Segundo as últimas pesquisas, a opção afirmativa registra entre 55% e 66% das adesões. Apoiado pelo ex-presidente Álvaro Uribe, feroz opositor ao processo de paz, o "não" obtém cerca de 35%.
"O dia 2 de outubro é a única oportunidade para corrigir os acordos, com os quais Santos premia as Farc. Por meu país, VOTO NÃO", escreveu o ex-presidente em sua conta no Twitter.
'O melhor acordo possível'
"Chega de guerra!", dizem os colombianos, apesar de muitos resistirem a fazer concessões para as Farc.
A guerrilha ainda é considerada um grupo terrorista por Estados Unidos e União Europeia, embora esta última tenha anunciado sua intenção de suspendê-la de sua lista, em apoio ao pós-conflito.
"Essa é a oportunidade" de deixarmos de nos matar "pelas ideias", disse o chefe negociador do governo nas conversações de paz, Humberto de la Calle.
"Votar 'não' acreditando que voltaremos para corrigir o que quisermos é uma ilusão. Esse é o melhor acordo possível", afirmou, em entrevista à AFP.
Alcançado após quase quatro anos de árduas negociações em Cuba, o acordo foi selado na segunda-feira passada (26) em uma cerimônia solene em Cartagena. Nela, o chefe rebelde Rodrigo Londoño ("Timochenko") pediu perdão às vítimas, e o presidente Santos deu as boas-vindas à vida democrática das Farc, no caminho para ser um movimento político legal.

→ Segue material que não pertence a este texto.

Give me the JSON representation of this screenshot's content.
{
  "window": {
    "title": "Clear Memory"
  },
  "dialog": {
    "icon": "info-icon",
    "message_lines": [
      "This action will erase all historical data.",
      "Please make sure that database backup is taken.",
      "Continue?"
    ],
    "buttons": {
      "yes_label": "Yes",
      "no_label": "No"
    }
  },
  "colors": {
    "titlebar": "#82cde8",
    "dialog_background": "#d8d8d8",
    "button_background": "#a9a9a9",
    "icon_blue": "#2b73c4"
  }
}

Um assessor jurídico das Farc nos diálogos de paz, o advogado espanhol Enrique Santiago, considerou que o pacto de 297 páginas, que inclui desde o desenvolvimento rural até a participação política, servirá como um "modelo".
"Pela primeira vez, as vítimas foram colocadas no centro", disse à AFP, elogiando o sistema de Justiça que contempla mecanismos de judicialização aos "uniformizados" e também aos civis que contribuíram para o conflito.
Se o acordo for aprovado, 5.765 combatentes das Farc, segundo números da guerrilha, deverão se concentrar em 27 locais do país para seu desarmamento e posterior reinserção na vida civil. Esse processo de seis meses será supervisionado pela ONU.
Sonhar com a 'paz completa'
O pacto com as Farc é visto quase como o fim da violência fratricida após a desmobilização dos paramilitares há uma década. Entretanto, resta ainda acordar a paz com o Exército de Libertação Nacional (ELN). Esse grupo insurgente de 1.500 membros armados nasceu em 1964.
Em março deste ano, governo e rebeldes anunciaram sua intenção de instalar negociações formais. Elas ainda não se concretizaram, porque Santos impõe o fim da prática do sequestro. Segundo fontes oficiais, essa guerrilha mantém ao menos três cativeiros nas selvas e nas montanhas do país.
O ELN anunciou uma trégua unilateral para favorecer o bom desenvolvimento do plebiscito, o que, nas palavras do comandante rebelde Pablo Beltrán, pode ser entendido como uma mensagem positiva diante de um possível processo de paz.
"Paz completa. Com imaginação e esforço é agora alcançável", assinalou em entrevista coletiva nesta sexta (30), em Bogotá, o alto comissário das Nações Unidas para os Direitos Humanos, Zeid Ra'ad Al Hussein, pedindo ao ELN que prorrogue o cessar-fogo.
Com 48 milhões de pessoas, essa nação é a quarta economia da América Latina, mas carrega o estigma de ser o primeiro produtor mundial de cocaína, negócio que tem sido combustível para grupos armados ilegais. O acordo prevê combater essa questão, substituindo a coca por outros cultivos.
"Se o acordo for aprovado, é uma aposta rumo a um novo país para as próximas gerações, que não terão que sofrer o que seus pais e avós sofreram em mais de meio século", comentou Kyle Johnson, da ONG International Crisis Group, que acompanha o conflito.